Il est ainsi naturel de sentir ce qui est créé à chaque instant, ce qui est renouvelé à l’occasion d’une respiration, d’un geste, d’une sensation …
C’est l’essence du zen que de porter attention et de s’offrir à cette vie qui nous anime et nous transforme sans arrêt, en prenant au sérieux la conscience sensitive corporelle, la pleine attention au corps vivant, corps sensation, corps geste, que je suis.
Renaître intérieurement à chaque souffle du soutien de cette vie qui m’anime, renaître dans une forme, une tenue, un geste de tout soi-même, afin de sortir de son monde mécanique et figé, et de s’ouvrir au flux du monde tel qu’il est, instant après instant.
Jacques nous raconte souvent l’histoire du combat avec l’ours pour nous faire sentir l’importance de différencier la conscience d’un moi dépendant du monde mental, de la conscience sensorielle, vitale, échappant à l’ordre des concepts.
Un épéiste de renom combat contre un ours, attaché par une patte arrière à un pieu, et il ne peut gagner ! L’ours ne s’appuie que sur la réalité de l’instant, ne répond pas aux feintes de l’épéiste - une feinte n’est pas dangereuse -, ne gesticule pas dans tous les sens ; il voit, fait face, agit en fonction de ce qui se passe réellement. L’ours voit ce qui est, dans une conscience ouverte et libre : c’est la conscience sensorielle, propre à la voie du zen.
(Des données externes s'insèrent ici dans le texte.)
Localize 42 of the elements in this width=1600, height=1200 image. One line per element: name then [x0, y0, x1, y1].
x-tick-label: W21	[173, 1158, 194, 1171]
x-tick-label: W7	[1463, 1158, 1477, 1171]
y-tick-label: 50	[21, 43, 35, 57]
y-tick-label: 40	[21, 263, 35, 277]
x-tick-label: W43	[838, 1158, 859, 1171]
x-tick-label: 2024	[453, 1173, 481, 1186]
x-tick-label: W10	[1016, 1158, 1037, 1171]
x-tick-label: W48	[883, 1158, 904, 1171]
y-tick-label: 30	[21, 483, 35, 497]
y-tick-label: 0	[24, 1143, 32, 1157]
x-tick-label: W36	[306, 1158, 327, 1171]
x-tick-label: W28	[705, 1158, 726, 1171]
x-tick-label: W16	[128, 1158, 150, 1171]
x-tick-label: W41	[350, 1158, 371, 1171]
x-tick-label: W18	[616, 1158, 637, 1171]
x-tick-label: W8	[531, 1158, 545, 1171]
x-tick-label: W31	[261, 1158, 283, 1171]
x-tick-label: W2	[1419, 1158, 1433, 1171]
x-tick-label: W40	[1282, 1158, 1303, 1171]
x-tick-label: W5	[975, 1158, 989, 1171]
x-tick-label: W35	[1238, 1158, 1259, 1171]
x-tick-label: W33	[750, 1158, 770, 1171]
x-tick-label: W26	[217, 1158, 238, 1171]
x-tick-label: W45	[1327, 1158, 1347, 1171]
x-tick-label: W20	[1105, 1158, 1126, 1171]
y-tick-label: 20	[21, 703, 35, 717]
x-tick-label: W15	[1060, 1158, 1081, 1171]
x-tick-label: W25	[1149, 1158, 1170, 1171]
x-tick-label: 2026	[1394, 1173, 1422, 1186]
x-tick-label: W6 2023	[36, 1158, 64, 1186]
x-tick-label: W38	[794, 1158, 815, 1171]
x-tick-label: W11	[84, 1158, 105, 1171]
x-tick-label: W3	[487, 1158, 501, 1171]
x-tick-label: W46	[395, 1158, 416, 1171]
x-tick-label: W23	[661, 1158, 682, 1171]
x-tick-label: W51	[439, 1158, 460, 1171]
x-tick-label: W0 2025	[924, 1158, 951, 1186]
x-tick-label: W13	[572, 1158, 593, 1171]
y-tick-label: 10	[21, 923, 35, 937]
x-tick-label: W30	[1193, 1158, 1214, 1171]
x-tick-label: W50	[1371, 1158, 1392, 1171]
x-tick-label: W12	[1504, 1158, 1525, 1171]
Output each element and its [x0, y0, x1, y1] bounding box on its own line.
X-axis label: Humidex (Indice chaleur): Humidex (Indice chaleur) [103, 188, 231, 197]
L’épéiste, par son savoir, son histoire met en place des stratégies, des feintes ; il prémédite, pense ses attaques. Il est confronté à son monde émotionnel : désir de résultat, crainte d’échouer… ? L’épéiste pense ce qu’il fait dans l’attente d’un résultat positif pour lui ; il reste dans une conscience mentale et ne peut répondre que partiellement à la situation.
« Si l’on perçoit l’impasse dans laquelle nous a menés notre conscience rationnelle, il serait vain d’espérer en sortir par les moyens mêmes qui l’ont créée » nous dit Dürckheim.
Ce réveil ne peut se produire que si l’on quitte la toute puissance de notre conscience ordinaire pour nous ré-ouvrir à la conscience pré-mentale, vitale et naturelle. Ainsi le zen reste avant tout une voie « universellement humaine », qui traverse les époques, les frontières, les dogmes, les religions … et les postures. Une voie qui ne cherche pas une accumulation de savoirs, de performances ou d’expériences, mais crée les conditions favorables à l’apparition de notre vraie nature, notre être profond, « en dérangeant un moi trop bien rangé ».
Le plus grand danger pour le zen serait d’en faire une voie « utile », afin que nous puissions encore augmenter nos capacités, nos savoirs dans le domaine du mental, et que nous oubliions notre vraie nature : la paix intérieure, ressource du corps vivant, qui est déjà là et nous attend … à condition que, dans la pratique de l’exercice, nous apprenions à nous rendre disponibles corporellement à ce qui nous échappera toujours mentalement.